A demo dashboard is created using the order items dataset as shown below. The pie chart on the left indicates there are 3 big customers and the majority of revenue is earned by the top 20 customers. The scatter plot on the right shows a more interesting story. It marks the average quantity and revenue by customers and the dots are scaled by the number of orders - the more orders, the larger the size of the dot. While the 3 big customers occupy the top right area, 5 potentially profitable customers are identified. They do not purchase frequently but tend to buy expensive items, resulting in the average revenue being higher. We may investigate them further if a promotional event may be appropriate to make them purchase more frequently in the future.

Conclusion

In this post, we created an EMR cluster and developed a DeltaStreamer app that can be used to upsert records to a Hudi table.

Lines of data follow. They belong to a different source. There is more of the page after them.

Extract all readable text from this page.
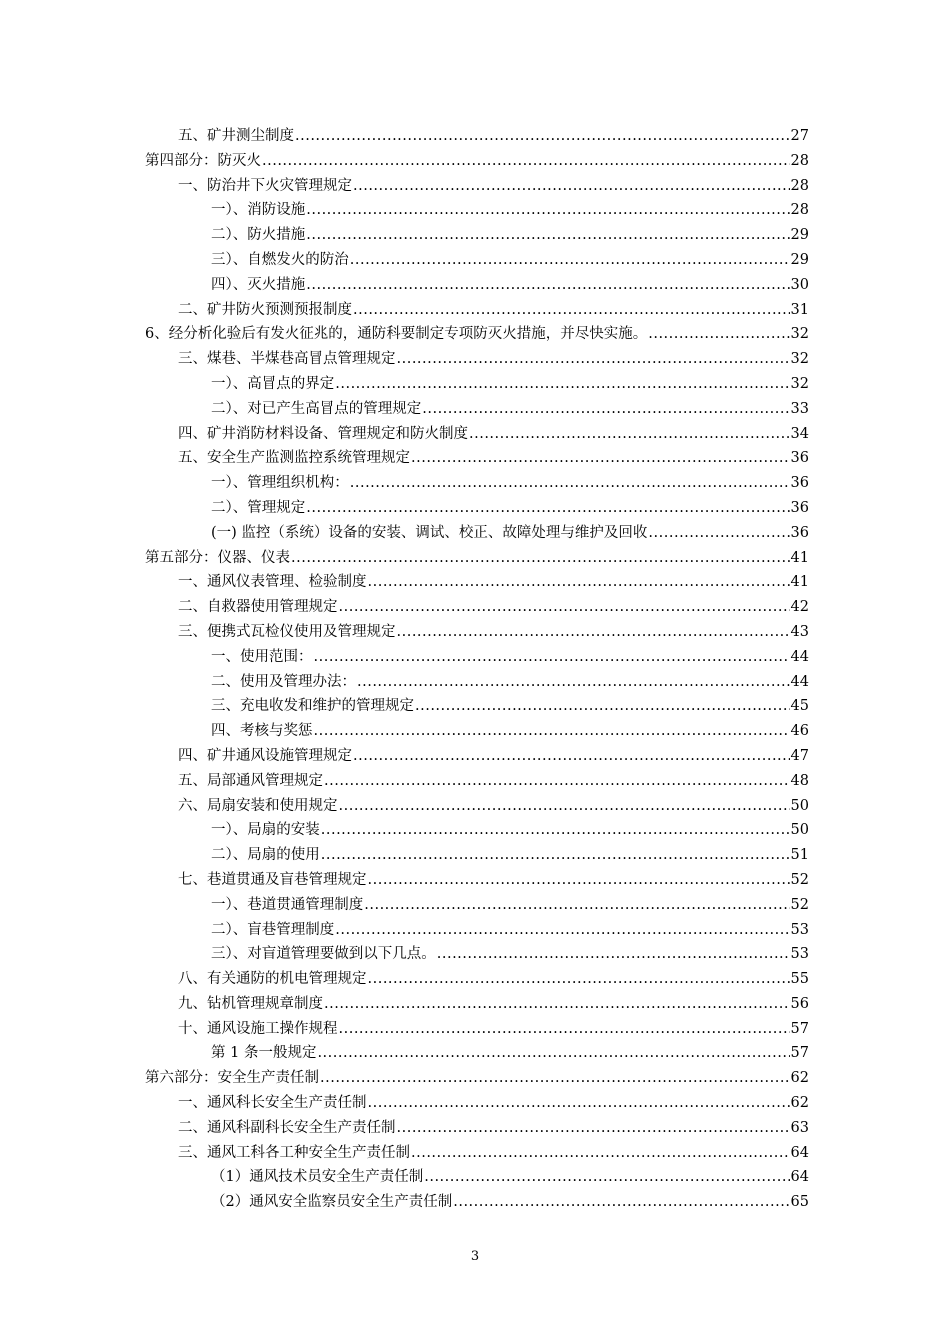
五、矿井测尘制度 .....	27
第四部分：防灭火 .....	28
一、防治井下火灾管理规定 .....	28
一）、消防设施 .....	28
二）、防火措施 .....	29
三）、自燃发火的防治 .....	29
四）、灭火措施 .....	30
二、矿井防火预测预报制度 .....	31
6、经分析化验后有发火征兆的，通防科要制定专项防灭火措施，并尽快实施。 .....	32
三、煤巷、半煤巷高冒点管理规定 .....	32
一）、高冒点的界定 .....	32
二）、对已产生高冒点的管理规定 .....	33
四、矿井消防材料设备、管理规定和防火制度 .....	34
五、安全生产监测监控系统管理规定 .....	36
一）、管理组织机构： .....	36
二）、管理规定 .....	36
(一) 监控（系统）设备的安装、调试、校正、故障处理与维护及回收 .....	36
第五部分：仪器、仪表 .....	41
一、通风仪表管理、检验制度 .....	41
二、自救器使用管理规定 .....	42
三、便携式瓦检仪使用及管理规定 .....	43
一、使用范围： .....	44
二、使用及管理办法： .....	44
三、充电收发和维护的管理规定 .....	45
四、考核与奖惩 .....	46
四、矿井通风设施管理规定 .....	47
五、局部通风管理规定 .....	48
六、局扇安装和使用规定 .....	50
一）、局扇的安装 .....	50
二）、局扇的使用 .....	51
七、巷道贯通及盲巷管理规定 .....	52
一）、巷道贯通管理制度 .....	52
二）、盲巷管理制度 .....	53
三）、对盲道管理要做到以下几点。 .....	53
八、有关通防的机电管理规定 .....	55
九、钻机管理规章制度 .....	56
十、通风设施工操作规程 .....	57
第 1 条一般规定 .....	57
第六部分：安全生产责任制 .....	62
一、通风科长安全生产责任制 .....	62
二、通风科副科长安全生产责任制 .....	63
三、通风工科各工种安全生产责任制 .....	64
（1）通风技术员安全生产责任制 .....	64
（2）通风安全监察员安全生产责任制 .....	65
3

Being sourced as an Athena dataset, the records of the table are used by a Quicksight dashboard. Over the series of posts we have built an effective end-to-end data lake solution while combining various AWS services and open source tools. The source database is hosted in an Aurora PostgreSQL cluster and a change data capture (CDC) solution is built on Amazon MSK and MSK Connect. With the CDC output files in S3, a DeltaStreamer app is developed on Amazon EMR to build a Hudi table. The resulting table is used to create a dashboard with Amazon Athena and Quicksight.